Despite Kildare's strict orders for his men to shoot Italian deserters on sight, the Canadians take kindly to a pair of buffoonish Italian deserters, more notable for their culinary skills than military prowess. Impetuously, Kildare orders the Canadians to execute the Italians. The Canadians are caught between the obligation to follow orders and the sense that executing the two Italians in cold blood is ethically unjustifiable—not to mention it being a violation of the Geneva Convention. The brutal execution of the two Italians forces the Canadians to confront the ethics of warfare, now that "the enemy" is no longer a distant and faceless target. Major Bunny Bazin, the most battle-hardened and philosophical of the Canadians, voices the novel's central theme when he states that "execution is... the ultimate degradation of man." Here the term "execution" works both literally (the killing of the Italians as a brutal act) and as a metaphor (war as a form of mass execution).
The novel's main protagonist, Lieutenant (later Major) John Adam (a semi-autobiographical foil for McDougall), is an efficient soldier and leader, who nevertheless finds "the vulture fear" inhabiting his soul after the execution of the Italians. Bound to protect and lead his men as they march through Italy, from Ortona to the Hitler Line near Monte Cassino, Adam finds himself struggling to maintain the composure fitting a commander, as an inner "horror" gnaws at his conscience (Adam's reflections occasionally resemble those of Marlow in Joseph Conrad's ''Heart of Darkness'').
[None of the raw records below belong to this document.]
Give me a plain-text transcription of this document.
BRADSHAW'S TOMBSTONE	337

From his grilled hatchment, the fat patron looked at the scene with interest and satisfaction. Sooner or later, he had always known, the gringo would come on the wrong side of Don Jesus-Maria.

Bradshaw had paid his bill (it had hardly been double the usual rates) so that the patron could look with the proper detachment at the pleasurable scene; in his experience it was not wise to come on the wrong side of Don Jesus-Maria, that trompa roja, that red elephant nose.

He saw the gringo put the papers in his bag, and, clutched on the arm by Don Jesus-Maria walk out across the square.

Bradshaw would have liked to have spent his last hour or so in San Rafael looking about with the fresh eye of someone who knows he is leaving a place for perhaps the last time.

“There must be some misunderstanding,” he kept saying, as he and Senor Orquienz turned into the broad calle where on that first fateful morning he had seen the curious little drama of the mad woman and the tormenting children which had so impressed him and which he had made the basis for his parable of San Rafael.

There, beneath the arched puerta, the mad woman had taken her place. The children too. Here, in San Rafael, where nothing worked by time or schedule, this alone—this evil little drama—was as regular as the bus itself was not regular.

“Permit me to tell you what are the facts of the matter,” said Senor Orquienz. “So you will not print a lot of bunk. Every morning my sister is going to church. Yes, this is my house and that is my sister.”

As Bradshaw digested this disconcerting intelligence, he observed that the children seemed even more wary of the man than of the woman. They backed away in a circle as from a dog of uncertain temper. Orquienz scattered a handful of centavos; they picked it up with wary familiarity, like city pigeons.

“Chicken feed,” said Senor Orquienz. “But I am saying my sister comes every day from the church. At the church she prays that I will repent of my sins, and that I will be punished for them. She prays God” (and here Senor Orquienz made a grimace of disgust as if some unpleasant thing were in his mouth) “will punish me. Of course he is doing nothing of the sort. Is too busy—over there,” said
Eventually, Adam and his men stumble on a chance to redeem themselves when one of their own comrades, Rifleman Jones, a mildly retarded but efficient infantryman, is sentenced to be executed for treason by his own army, after he falls in with a ring of corrupt soldiers who murder an American. Although everyone, including a newly promoted General Kildare, knows that "Jonesy" is a scapegoat for the real murderers, the execution must go ahead out of political expediency. Led by Adam, the men wage a tenacious campaign to have Jonesy freed, but all efforts eventually fail. When Jonesy is led out to be executed, the officer in charge of the execution faints, and Adam is forced to command the firing squad himself.
''Execution'' ends with Adam and the other men regaining a measure of their lost confidence, although Major Bazin dies on the battlefield.